Lessons learnt from growing up in a family business.
I know, isn’t she cute? That’s me at about 3 on the job. (Your next thought is omg what is that tiny child doing around that huge machine!)
I grew up in a family business, familiar with the smell of diesel and sump oil. Stories say that at 8 months old I was sleeping on a D8 dozer while dad worked.
We literally lived on the job site. From when I was about 3 we lived in a mobile home (a trailer as the yanks say) that was parked in the yard.
In 1977 my Dad was working with Robin Keith on the Sugarloaf Dam. Our van, which was quite big and needed a semi to move it, was parked on board of works land at Christmas Hills. The house there was the site office. My sister and I pushed our doll prams round the work site, interacted with Robin and other workers, and had a dolly clothes line at the back of the office.
In late 1979 we moved the trailer to Heathcote, to a block of land that Dad bought as he was now working on sections of the Hume from Seymour to Wodonga. This block became our yard. We had machinery, trucks, low loaders, and bits of machinery as our playground. We would perform shows on the back of a low loader and our cubby was a scraper cab up on oil drums.
When I was nearly 8, in late 1981, with the arrival of another sister we moved into our house and each got our own room – which was very exciting. The yard was still at our house and now so was the office. When I wasn’t at school I was with Dad, or sometimes even one of his employees, in the cab of a truck, backhoe or excavator. I learnt to drive following dad as he “walked” a machine from one job site to another. Family weekend drives consisted of us all getting in the car driving to a job site to check progress or get info to prepare a quote.
As we got older we became more involved in running the business. From about 12 we were answering phones, taking messages, stamping docket books (I got quite adept at turning two pages at once as we only stamped the original not the carbon copy). These admin functions processed to preparing invoices, quotes and progress claims.
The earthmoving game is volatile so we also became adept at dealing with debt collectors and even repo agents.

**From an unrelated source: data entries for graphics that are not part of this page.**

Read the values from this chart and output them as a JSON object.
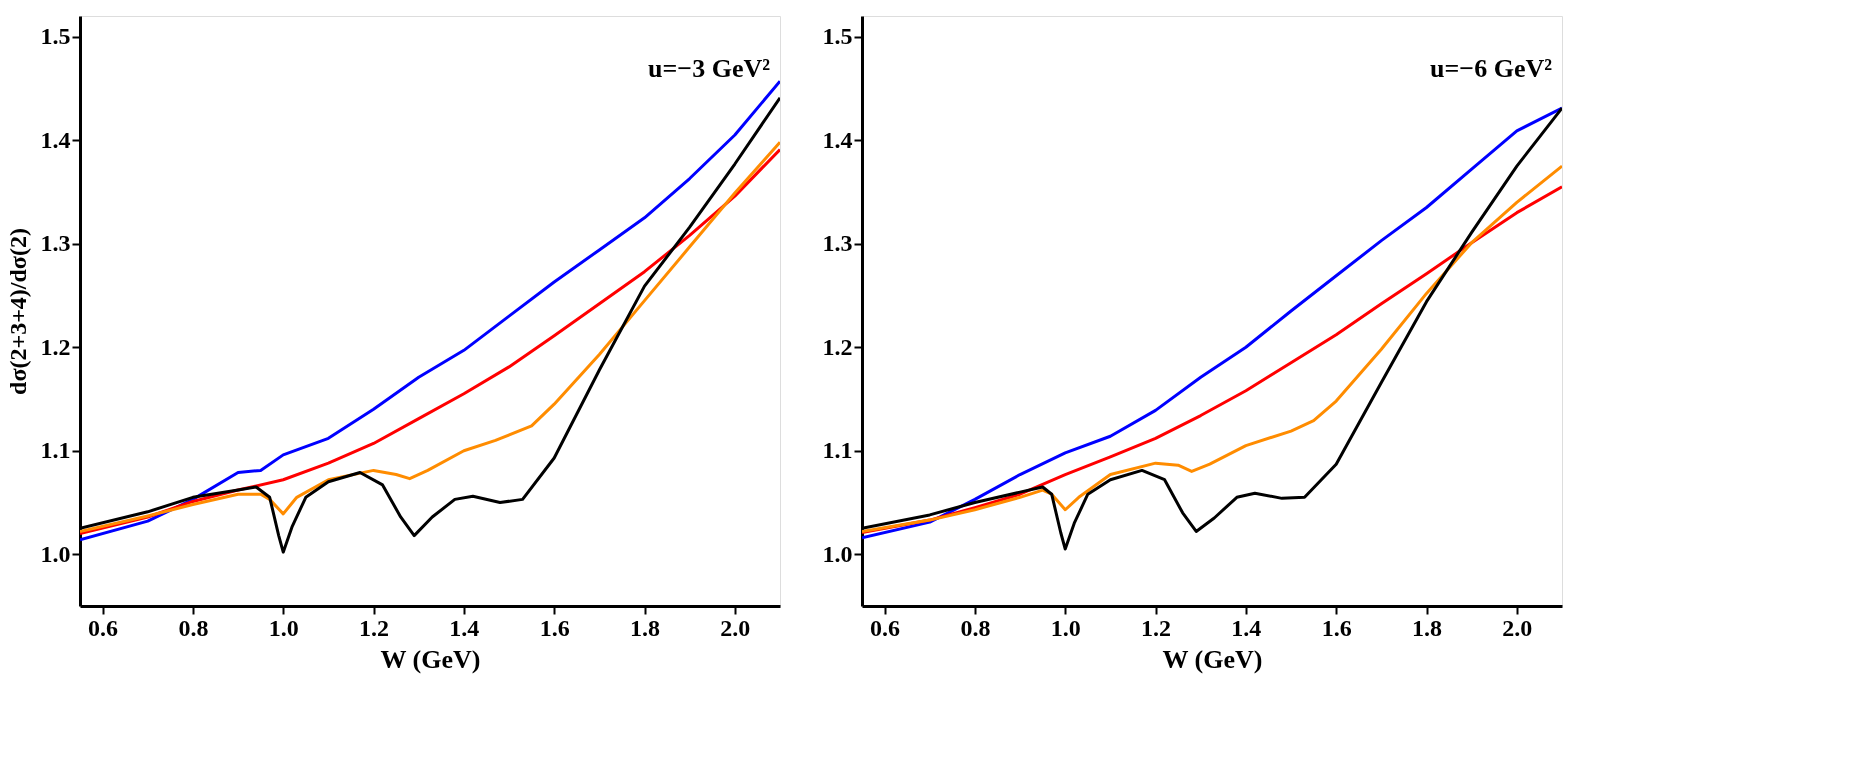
{
  "chart_data": [
    {
      "type": "line",
      "xlabel": "W (GeV)",
      "ylabel": "dσ(2+3+4)/dσ(2)",
      "annotations": [
        "u=−3 GeV²"
      ],
      "xlim": [
        0.55,
        2.1
      ],
      "ylim": [
        0.95,
        1.52
      ],
      "xticks": [
        {
          "value": 0.6,
          "label": "0.6"
        },
        {
          "value": 0.8,
          "label": "0.8"
        },
        {
          "value": 1.0,
          "label": "1.0"
        },
        {
          "value": 1.2,
          "label": "1.2"
        },
        {
          "value": 1.4,
          "label": "1.4"
        },
        {
          "value": 1.6,
          "label": "1.6"
        },
        {
          "value": 1.8,
          "label": "1.8"
        },
        {
          "value": 2.0,
          "label": "2.0"
        }
      ],
      "yticks": [
        {
          "value": 1.0,
          "label": "1.0"
        },
        {
          "value": 1.1,
          "label": "1.1"
        },
        {
          "value": 1.2,
          "label": "1.2"
        },
        {
          "value": 1.3,
          "label": "1.3"
        },
        {
          "value": 1.4,
          "label": "1.4"
        },
        {
          "value": 1.5,
          "label": "1.5"
        }
      ],
      "line_style": "solid",
      "marker": "none",
      "series": [
        {
          "color": "#0000ff",
          "x": [
            0.55,
            0.7,
            0.8,
            0.9,
            0.95,
            1.0,
            1.1,
            1.2,
            1.3,
            1.4,
            1.5,
            1.6,
            1.7,
            1.8,
            1.9,
            2.0,
            2.1
          ],
          "values": [
            1.014,
            1.032,
            1.053,
            1.079,
            1.081,
            1.096,
            1.112,
            1.14,
            1.171,
            1.197,
            1.23,
            1.263,
            1.294,
            1.325,
            1.363,
            1.405,
            1.457
          ]
        },
        {
          "color": "#ff0000",
          "x": [
            0.55,
            0.7,
            0.8,
            0.9,
            1.0,
            1.1,
            1.2,
            1.3,
            1.4,
            1.5,
            1.6,
            1.7,
            1.8,
            1.9,
            2.0,
            2.1
          ],
          "values": [
            1.02,
            1.036,
            1.051,
            1.062,
            1.072,
            1.088,
            1.107,
            1.131,
            1.155,
            1.181,
            1.211,
            1.242,
            1.273,
            1.308,
            1.346,
            1.391
          ]
        },
        {
          "color": "#ff8c00",
          "x": [
            0.55,
            0.7,
            0.8,
            0.9,
            0.95,
            0.97,
            1.0,
            1.03,
            1.1,
            1.2,
            1.25,
            1.28,
            1.32,
            1.4,
            1.47,
            1.55,
            1.6,
            1.7,
            1.8,
            1.9,
            2.0,
            2.1
          ],
          "values": [
            1.022,
            1.037,
            1.048,
            1.058,
            1.058,
            1.053,
            1.039,
            1.055,
            1.072,
            1.081,
            1.077,
            1.073,
            1.081,
            1.1,
            1.11,
            1.124,
            1.145,
            1.193,
            1.245,
            1.297,
            1.349,
            1.398
          ]
        },
        {
          "color": "#000000",
          "x": [
            0.55,
            0.7,
            0.8,
            0.9,
            0.94,
            0.97,
            0.99,
            1.0,
            1.02,
            1.05,
            1.1,
            1.17,
            1.22,
            1.26,
            1.29,
            1.33,
            1.38,
            1.42,
            1.48,
            1.53,
            1.6,
            1.7,
            1.8,
            1.9,
            2.0,
            2.1
          ],
          "values": [
            1.025,
            1.041,
            1.055,
            1.062,
            1.065,
            1.055,
            1.018,
            1.002,
            1.027,
            1.055,
            1.07,
            1.079,
            1.067,
            1.036,
            1.018,
            1.036,
            1.053,
            1.056,
            1.05,
            1.053,
            1.093,
            1.178,
            1.259,
            1.316,
            1.377,
            1.441
          ]
        }
      ]
    },
    {
      "type": "line",
      "xlabel": "W (GeV)",
      "annotations": [
        "u=−6 GeV²"
      ],
      "xlim": [
        0.55,
        2.1
      ],
      "ylim": [
        0.95,
        1.52
      ],
      "xticks": [
        {
          "value": 0.6,
          "label": "0.6"
        },
        {
          "value": 0.8,
          "label": "0.8"
        },
        {
          "value": 1.0,
          "label": "1.0"
        },
        {
          "value": 1.2,
          "label": "1.2"
        },
        {
          "value": 1.4,
          "label": "1.4"
        },
        {
          "value": 1.6,
          "label": "1.6"
        },
        {
          "value": 1.8,
          "label": "1.8"
        },
        {
          "value": 2.0,
          "label": "2.0"
        }
      ],
      "yticks": [
        {
          "value": 1.0,
          "label": "1.0"
        },
        {
          "value": 1.1,
          "label": "1.1"
        },
        {
          "value": 1.2,
          "label": "1.2"
        },
        {
          "value": 1.3,
          "label": "1.3"
        },
        {
          "value": 1.4,
          "label": "1.4"
        },
        {
          "value": 1.5,
          "label": "1.5"
        }
      ],
      "line_style": "solid",
      "marker": "none",
      "series": [
        {
          "color": "#0000ff",
          "x": [
            0.55,
            0.7,
            0.8,
            0.9,
            1.0,
            1.1,
            1.2,
            1.3,
            1.4,
            1.5,
            1.6,
            1.7,
            1.8,
            1.9,
            2.0,
            2.1
          ],
          "values": [
            1.016,
            1.031,
            1.053,
            1.077,
            1.098,
            1.114,
            1.139,
            1.171,
            1.2,
            1.235,
            1.269,
            1.303,
            1.335,
            1.372,
            1.409,
            1.431
          ]
        },
        {
          "color": "#ff0000",
          "x": [
            0.55,
            0.7,
            0.8,
            0.9,
            1.0,
            1.1,
            1.2,
            1.3,
            1.4,
            1.5,
            1.6,
            1.7,
            1.8,
            1.9,
            2.0,
            2.1
          ],
          "values": [
            1.021,
            1.033,
            1.045,
            1.058,
            1.077,
            1.094,
            1.112,
            1.134,
            1.158,
            1.185,
            1.212,
            1.242,
            1.271,
            1.301,
            1.33,
            1.355
          ]
        },
        {
          "color": "#ff8c00",
          "x": [
            0.55,
            0.7,
            0.8,
            0.9,
            0.95,
            0.97,
            1.0,
            1.03,
            1.1,
            1.2,
            1.25,
            1.28,
            1.32,
            1.4,
            1.5,
            1.55,
            1.6,
            1.7,
            1.8,
            1.9,
            2.0,
            2.1
          ],
          "values": [
            1.022,
            1.033,
            1.043,
            1.055,
            1.062,
            1.058,
            1.043,
            1.055,
            1.077,
            1.088,
            1.086,
            1.08,
            1.087,
            1.105,
            1.119,
            1.129,
            1.148,
            1.198,
            1.252,
            1.301,
            1.34,
            1.375
          ]
        },
        {
          "color": "#000000",
          "x": [
            0.55,
            0.7,
            0.8,
            0.9,
            0.95,
            0.97,
            0.99,
            1.0,
            1.02,
            1.05,
            1.1,
            1.17,
            1.22,
            1.26,
            1.29,
            1.33,
            1.38,
            1.42,
            1.48,
            1.53,
            1.6,
            1.7,
            1.8,
            1.9,
            2.0,
            2.1
          ],
          "values": [
            1.025,
            1.038,
            1.05,
            1.06,
            1.065,
            1.058,
            1.021,
            1.005,
            1.03,
            1.058,
            1.072,
            1.081,
            1.072,
            1.04,
            1.022,
            1.035,
            1.055,
            1.059,
            1.054,
            1.055,
            1.087,
            1.166,
            1.244,
            1.311,
            1.375,
            1.431
          ]
        }
      ]
    }
  ]
}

We learnt that a family business is just that – a family. Not just the people you are related to but the people you work with too.

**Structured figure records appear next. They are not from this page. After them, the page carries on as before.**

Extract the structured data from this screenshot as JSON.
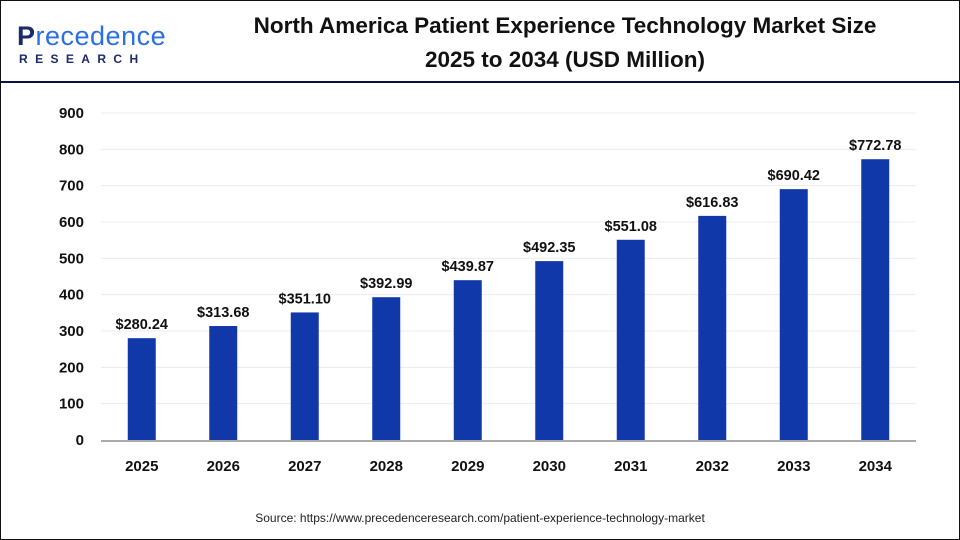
{
  "logo": {
    "text_main": "Precedence",
    "text_sub": "RESEARCH"
  },
  "title_line1": "North America Patient Experience Technology Market Size",
  "title_line2": "2025 to 2034 (USD Million)",
  "source": "Source: https://www.precedenceresearch.com/patient-experience-technology-market",
  "chart_data": {
    "type": "bar",
    "title": "North America Patient Experience Technology Market Size 2025 to 2034 (USD Million)",
    "categories": [
      "2025",
      "2026",
      "2027",
      "2028",
      "2029",
      "2030",
      "2031",
      "2032",
      "2033",
      "2034"
    ],
    "values": [
      280.24,
      313.68,
      351.1,
      392.99,
      439.87,
      492.35,
      551.08,
      616.83,
      690.42,
      772.78
    ],
    "data_labels": [
      "$280.24",
      "$313.68",
      "$351.10",
      "$392.99",
      "$439.87",
      "$492.35",
      "$551.08",
      "$616.83",
      "$690.42",
      "$772.78"
    ],
    "yticks": [
      0,
      100,
      200,
      300,
      400,
      500,
      600,
      700,
      800,
      900
    ],
    "ylim": [
      0,
      900
    ],
    "xlabel": "",
    "ylabel": "",
    "grid": true,
    "bar_color": "#1138a8"
  }
}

Over the years Dads business was diverse – from working on the Dartmouth Dam when I was born – Sugarloaf, then road construction with the Longwood and Berwick bypasses, to sub divisions, sand quarrying and mining. The lesson from this is that business needs to be adaptable, ready to take new opportunities.

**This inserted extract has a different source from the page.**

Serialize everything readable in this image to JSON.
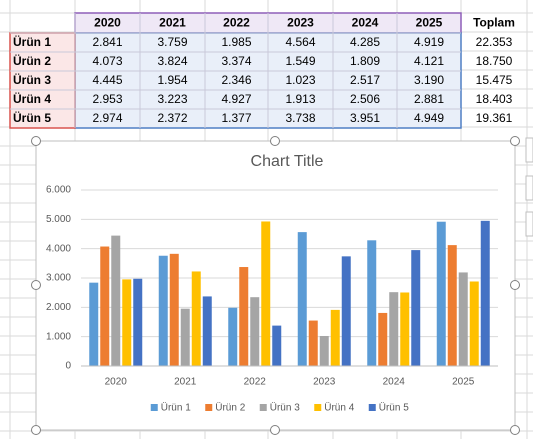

So why this long winded story with the cute pic? To explain that family business is in my DNA. I know the commitment involves the whole family, that in a family business it is essential to have people around you that understand the journey, the difficulty of having work/life balance.
I still love heavy machinery, and being in the cab of a prime mover is still one of my happy places. And I’m still involved in the industry with my husband working in civil construction and a number of clients being earthmoving businesses.
While the way I grew up is definitely an era of a bygone time, well out side worksafe regulations, the lessons I learnt about operating a business are invaluable and timeless.